Telehealth News

Minnesota Looks to Expand Telehealth Network for Opioid Abuse Treatment

State officials say an eight-community telemedicine network using the Project ECHO model is improving access to treatment and supporting rural providers, and should be expanded to some 20 new communities.

Source: ThinkStock

By Eric Wicklund

- Critics may be bemoaning the slow adoption rate of telehealth services for substance abuse treatment, but one network of healthcare providers in Minnesota is making strides with a connected care platform – and planning an expansion.

The Minnesota Department of Health’s (MDH) Opioid Prevention Pilot Project, launched in 2017 with $1 million in state funding, has seen success in reducing patient pill use while increasing both the numbers of Minnesotans getting treatment and the rural providers able to provide that care. Now Gov. Tim Walz wants to add 20 communities to the eight-community program and expand the telemedicine service to allow more participation.

“The early success and proven track record of these pilot projects is encouraging,” Minnesota Health Commissioner Jan Malcolm said in a recent news release. “By scaling up the effort, we hope to bring the positive impact to many more communities across the state.”

The program is based on the Project ECHO (Extension for Community Healthcare Outcomes) telemedicine model, developed in 2003 at the University of New Mexico School of Medicine and now being used across the country.

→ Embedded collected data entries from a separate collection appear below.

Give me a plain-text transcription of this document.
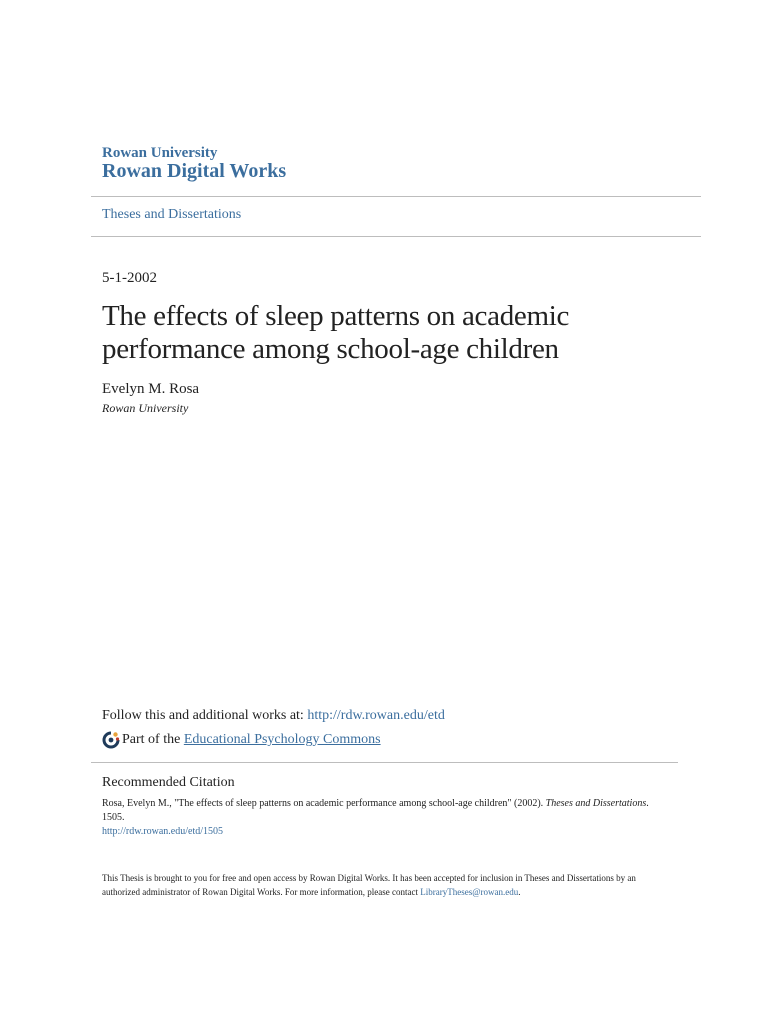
Rowan University
Rowan Digital Works
Theses and Dissertations
5-1-2002
The effects of sleep patterns on academic performance among school-age children
Evelyn M. Rosa
Rowan University
Follow this and additional works at: http://rdw.rowan.edu/etd
Part of the
Educational Psychology Commons
Recommended Citation
Rosa, Evelyn M., "The effects of sleep patterns on academic performance among school-age children" (2002). Theses and Dissertations. 1505.
http://rdw.rowan.edu/etd/1505
This Thesis is brought to you for free and open access by Rowan Digital Works. It has been accepted for inclusion in Theses and Dissertations by an authorized administrator of Rowan Digital Works. For more information, please contact LibraryTheses@rowan.edu.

It enables a health system to create a virtual care network, through which experts pass along best practices and collaborate with remote and rural providers to bring them up to speed.

“It’s a fantastic way of delivering healthcare in a learning environment,” says Dr. Vimal Mishra, Medical Director of the Office of Telemedicine/Telehealth at Virginia Commonwealth University’s VCU Health system, which launched its own Project ECHO program in 2018 to help rural Virginia providers take on the growing opioid abuse epidemic. “This is where the future of public health begins.”

In Minnesota, the hub of this hub-and-spoke telemedicine network is CHI St. Gabriel’s Family Medical Center in Little Falls. Officials there say the program has helped the clinic reduce patient pill use by 724,000 pills per year, tapered about 670 patients off of controlled substance prescriptions and now provides about 90 patients medication-assisted treatment.

Based on the success of the clinic’s three-year program, state officials created the eight-member Project ECHO pilot in 2017. It consists of the Alexandria Clinic at Douglas County Hospital, Carris Health Redwood Falls Clinic, Chippewa County Montevideo Hospital, Fairview Mesaba Clinics in Hibbing, FirstLight Health System in Mora, Lake Region Healthcare in Fergus Falls, the Mille Lacs Band of Ojibwe and Riverwood Healthcare Center of Aitkin/McGregor.

Through the online platform, each participating community convenes teams of pharmacists, physicians, social workers, nurse care coordinators, mental health professionals and others. They review strategies used by CHI St. Gabriel’s, including reducing the inappropriate use of opioids through care coordination, addressing unmet social service needs, education and assistance for providers, proper opioid disposal and engaging resources outside the health system.

Based on six months of data, the program has helped those communities cut patient pill use by nearly 765,000 pills per year, while getting 147 patients needed care and adding 21 care providers to the ranks of those qualified to give MAT (medication-assisted treatment) therapy.

“The impact our legislative pilot program has had on these eight communities is substantial,” Kurt DeVine, MD, a family medicine physician certified in MAT therapy at the clinic, said in the press release. “Prescription opioids dispensed have markedly decreased. This will impact and lessen the number of patients exposed to opioids and hopefully reduce the chronic dependence and subsequent opioid use disorder. Additionally, these communities have significantly increased access to medication-assisted treatment.”

 “The collaboration of these pilot sites with their communities has helped facilitate a comprehensive network of stigma-free patient care,” added Heather Bell, MD, of CHI St. Gabriel’s. “Combining this legislative pilot program with our weekly Project ECHO telehealth program would enable us to affect dozens more communities if funding is available.”